European Economic News

Eurozone Skirts Recession In Q1 On German Boost

The Eurozone economy narrowly avoided a recession in the first quarter, as robust German economic growth offset contractions by the Spanish and Italian economy.

Gross domestic product for the 17-nation bloc remained flat compared to the previous quarter after shrinking 0.3 percent in the fourth quarter of 2011, flash estimate from Eurostat showed Tuesday. Economists were forecasting a 0.2 percent contraction for the first quarter.

The first quarter stagnation helped the bloc to avoid recession as two consecutive quarters of contraction indicates technical recession.

Nonetheless, over reliance on German growth, the deepening recession in peripheral economies coupled with austerity measures are weighing on future prospects for the region.

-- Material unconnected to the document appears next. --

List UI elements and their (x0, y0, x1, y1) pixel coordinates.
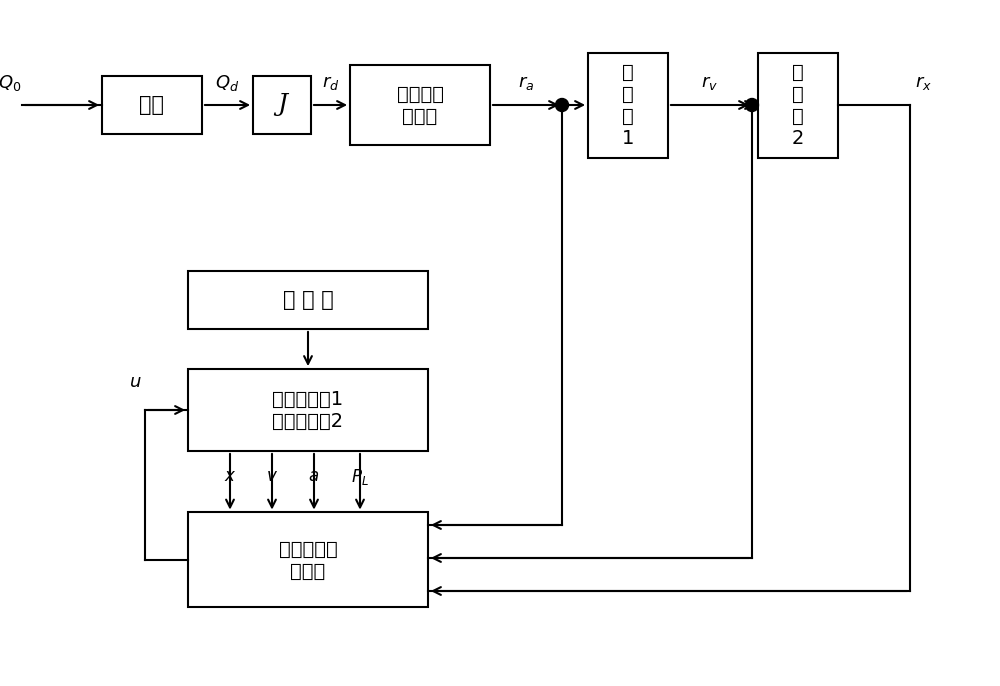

On a yearly basis, the seasonally adjusted GDP stagnated following a 0.7 percent expansion a quarter ago. The consensus forecast called for a 0.2 percent fall.

The EU27 first quarter economic performance remained flat with the previous quarter's and expanded 0.1 percent on a yearly basis. Data revealed widening divergence between Germany and peripheral economies.

Recovering from a contraction, German GDP grew by a more-than-expected 0.5 percent in the first quarter. At the same time, the French economy logged no change after rising 0.1 percent in the previous quarter.

Spain, which is struggling to strengthen its banking system and mammoth fiscal deficit, has slipped into a recession in the first quarter. Italy had already entered a recession in the fourth quarter of 2011. The Spanish and Italian GDP fell by 0.3 percent and 0.8 percent, respectively.

Estonia and Slovakia expanded 0.5 percent and 0.8 percent, respectively. Peripheral economies that received bailout funds, namely Greece, Portugal and Ireland were already in recession in 2011.

Further escalation of the debt crisis, let alone a Greek euro exit, could well derail the envisaged recovery, ING Bank NV's economist Martin van Vliet said.

Elsewhere, Jennifer McKeown an economist at Capital Economics said, with economic weakness hindering consolidation efforts and causing more public unrest, the danger of a euro-zone break-up is as great as ever.

According to European Central Bank's Survey of Professional Forecasters, the 17-nation bloc will shrink 0.2 percent this year. The European Commission projects a 0.3 percent contraction this year.